Some scientists along with many liberal theologians suggest that God set up the universe in the beginning and/or works through the laws of nature. This silly way of trying to have one’s cake and eat it too … is equivalent to the claim that science and religion are compatible if the religion is effectively indistinguishable from atheism.[1]

First, modern science directly implies that the world is organized strictly in accordance with mechanistic principles. There are no purposive principles whatsoever in nature. There are no gods and no designing forces that are rationally detectable. Second, modern science directly implies that there are no inherent moral or ethical laws, no absolute guiding principles for human society. The conflict between science and religion is to the extent that persons who manage to retain religious beliefs while accepting evolutionary biology have to check their brains at the church-house door.[2]
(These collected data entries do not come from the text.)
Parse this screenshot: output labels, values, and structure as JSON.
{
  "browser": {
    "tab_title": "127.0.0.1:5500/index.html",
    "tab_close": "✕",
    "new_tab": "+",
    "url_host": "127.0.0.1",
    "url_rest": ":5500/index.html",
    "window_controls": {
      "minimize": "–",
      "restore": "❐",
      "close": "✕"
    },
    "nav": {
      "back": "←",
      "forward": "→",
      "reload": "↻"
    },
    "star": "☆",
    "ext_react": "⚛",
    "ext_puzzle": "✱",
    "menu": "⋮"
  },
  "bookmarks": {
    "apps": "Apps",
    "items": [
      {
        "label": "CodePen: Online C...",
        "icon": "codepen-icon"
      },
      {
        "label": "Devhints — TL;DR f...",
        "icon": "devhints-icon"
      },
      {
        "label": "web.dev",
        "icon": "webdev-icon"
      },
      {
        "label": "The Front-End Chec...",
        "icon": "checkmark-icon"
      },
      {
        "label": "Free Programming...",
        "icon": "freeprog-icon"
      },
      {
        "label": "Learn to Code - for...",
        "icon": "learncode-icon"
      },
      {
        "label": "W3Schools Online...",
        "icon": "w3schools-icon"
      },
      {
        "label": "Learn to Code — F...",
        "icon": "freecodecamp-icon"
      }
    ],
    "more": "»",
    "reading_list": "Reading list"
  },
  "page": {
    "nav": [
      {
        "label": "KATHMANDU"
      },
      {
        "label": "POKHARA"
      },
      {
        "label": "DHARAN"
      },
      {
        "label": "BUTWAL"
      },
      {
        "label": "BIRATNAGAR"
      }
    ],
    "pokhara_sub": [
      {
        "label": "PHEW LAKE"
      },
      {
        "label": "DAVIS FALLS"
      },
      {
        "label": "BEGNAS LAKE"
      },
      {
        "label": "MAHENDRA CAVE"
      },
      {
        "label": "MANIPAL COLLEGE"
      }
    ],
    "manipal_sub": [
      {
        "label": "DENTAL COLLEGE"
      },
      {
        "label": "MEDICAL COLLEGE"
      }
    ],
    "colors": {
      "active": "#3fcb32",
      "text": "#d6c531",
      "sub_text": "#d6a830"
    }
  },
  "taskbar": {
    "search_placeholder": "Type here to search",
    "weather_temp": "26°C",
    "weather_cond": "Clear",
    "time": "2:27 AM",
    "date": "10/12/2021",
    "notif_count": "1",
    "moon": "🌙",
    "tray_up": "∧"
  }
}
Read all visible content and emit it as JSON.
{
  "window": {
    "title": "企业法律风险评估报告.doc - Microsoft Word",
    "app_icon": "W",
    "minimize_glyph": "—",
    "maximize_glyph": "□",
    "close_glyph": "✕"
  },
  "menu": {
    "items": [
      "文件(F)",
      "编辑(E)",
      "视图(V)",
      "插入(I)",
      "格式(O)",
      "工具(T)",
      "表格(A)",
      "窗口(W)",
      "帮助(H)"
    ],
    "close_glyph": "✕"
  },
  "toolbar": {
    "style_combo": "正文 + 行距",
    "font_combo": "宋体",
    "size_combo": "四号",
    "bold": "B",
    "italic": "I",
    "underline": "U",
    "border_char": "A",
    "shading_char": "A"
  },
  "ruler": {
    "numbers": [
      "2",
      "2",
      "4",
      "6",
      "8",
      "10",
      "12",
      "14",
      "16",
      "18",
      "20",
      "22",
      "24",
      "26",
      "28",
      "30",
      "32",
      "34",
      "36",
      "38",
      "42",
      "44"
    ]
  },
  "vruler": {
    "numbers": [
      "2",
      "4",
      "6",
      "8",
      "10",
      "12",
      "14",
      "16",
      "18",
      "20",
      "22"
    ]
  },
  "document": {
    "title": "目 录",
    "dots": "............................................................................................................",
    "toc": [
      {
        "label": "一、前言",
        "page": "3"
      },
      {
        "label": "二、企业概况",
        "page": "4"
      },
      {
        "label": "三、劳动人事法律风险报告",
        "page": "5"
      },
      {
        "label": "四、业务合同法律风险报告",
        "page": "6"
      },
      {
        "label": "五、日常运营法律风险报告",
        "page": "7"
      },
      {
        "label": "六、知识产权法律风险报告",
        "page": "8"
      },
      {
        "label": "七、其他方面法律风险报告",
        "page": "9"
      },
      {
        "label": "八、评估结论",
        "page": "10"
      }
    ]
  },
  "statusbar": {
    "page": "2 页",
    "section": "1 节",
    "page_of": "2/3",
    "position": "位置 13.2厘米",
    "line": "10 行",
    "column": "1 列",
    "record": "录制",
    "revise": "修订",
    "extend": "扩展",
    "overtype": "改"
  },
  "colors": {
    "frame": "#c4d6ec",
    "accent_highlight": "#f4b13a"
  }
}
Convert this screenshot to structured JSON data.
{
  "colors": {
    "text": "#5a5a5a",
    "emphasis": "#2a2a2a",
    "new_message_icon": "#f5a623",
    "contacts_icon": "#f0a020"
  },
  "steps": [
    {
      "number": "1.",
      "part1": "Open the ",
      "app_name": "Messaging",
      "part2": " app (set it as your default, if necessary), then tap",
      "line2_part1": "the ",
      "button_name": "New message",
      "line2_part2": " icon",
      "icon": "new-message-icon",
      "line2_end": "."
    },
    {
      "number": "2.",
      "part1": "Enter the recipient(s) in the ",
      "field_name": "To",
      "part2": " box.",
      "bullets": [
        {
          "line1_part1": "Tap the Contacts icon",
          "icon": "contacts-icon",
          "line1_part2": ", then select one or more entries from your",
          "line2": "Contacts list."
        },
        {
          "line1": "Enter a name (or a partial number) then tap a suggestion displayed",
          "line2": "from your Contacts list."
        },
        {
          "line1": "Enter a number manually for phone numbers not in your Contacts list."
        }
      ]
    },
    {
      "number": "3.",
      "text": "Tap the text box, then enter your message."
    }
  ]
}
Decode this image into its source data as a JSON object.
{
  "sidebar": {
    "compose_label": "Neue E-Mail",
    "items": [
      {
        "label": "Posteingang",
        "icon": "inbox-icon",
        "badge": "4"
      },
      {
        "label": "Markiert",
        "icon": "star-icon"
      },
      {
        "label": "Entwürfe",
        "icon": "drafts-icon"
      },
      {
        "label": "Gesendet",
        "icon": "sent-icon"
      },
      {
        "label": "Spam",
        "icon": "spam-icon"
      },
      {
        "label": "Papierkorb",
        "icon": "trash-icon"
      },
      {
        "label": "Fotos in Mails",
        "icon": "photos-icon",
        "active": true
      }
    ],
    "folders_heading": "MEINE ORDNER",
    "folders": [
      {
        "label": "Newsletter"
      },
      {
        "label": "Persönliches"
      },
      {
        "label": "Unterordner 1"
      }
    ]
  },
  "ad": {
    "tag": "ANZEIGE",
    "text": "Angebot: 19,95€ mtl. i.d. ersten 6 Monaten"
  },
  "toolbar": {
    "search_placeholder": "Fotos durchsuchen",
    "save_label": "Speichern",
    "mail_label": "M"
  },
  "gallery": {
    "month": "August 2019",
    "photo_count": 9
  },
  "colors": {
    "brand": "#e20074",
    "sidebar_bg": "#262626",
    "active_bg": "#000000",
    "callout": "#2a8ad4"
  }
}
“Evolution is the greatest engine of atheism ever invented”.[3]

 Our mesora is not negotiable. It is the worldview that is right, makes sense and has the most evidence on its side. Despite that, it is losing the fight for the public imagination, and those who try to challenge the unproven presuppositions of naturalism are stereotyped as stupid fundamentalists. But this characterization depends upon misinformation, myths and outright trickery. This site explores these issues further.

 

 

[1] Provine, William. 1988. "Scientists, Face It! Science and Religion are Incompatible." The Scientist, September 5, p. 10. Prof. Provine was the Charles A. Alexander Professor of Biological Sciences at Cornell University. [2] William Provine, "Evolution and the Foundation of Ethics," MBL Science 3.1 (1998); 25-29 [3]  Provine W.B., “Evolution: Free will and punishment and meaning in life.” Slide from Prof. William B. Provine's 1998 “Darwin's Day” address, "Darwin Day" website, University of Tennessee Knoxville TN, 1998. Richard Dawkins (Oxford): “...although atheism might have been logically tenable before Darwin, Darwin made it possible to be an intellectually fulfilled atheist.” (Dawkins R., "The Blind Watchmaker," [1986], Penguin: London, 1991, reprint, p.6). Gould (Harvard): “Before Darwin, we thought that a benevolent G-d had created us”, (Gould S.J., "So Cleverly Kind an Animal," in "Ever Since Darwin: Reflections in Natural History," [1978], Penguin: London UK, 1991, reprint, p.267). A universal acid is a liquid so corrosive that it will eat through anything. Prof. Daniel Dennet approvingly likens the theory of evolution to a “universal acid” that eats through every traditional concept: “Darwin’s dangerous idea cuts much deeper into the fabric of our most fundamental beliefs than many of its sophisticated apologists have admitted to themselves”. Daniel Dennet, Darwin's Dangerous Idea, Simon and Schuster, 1995, p18.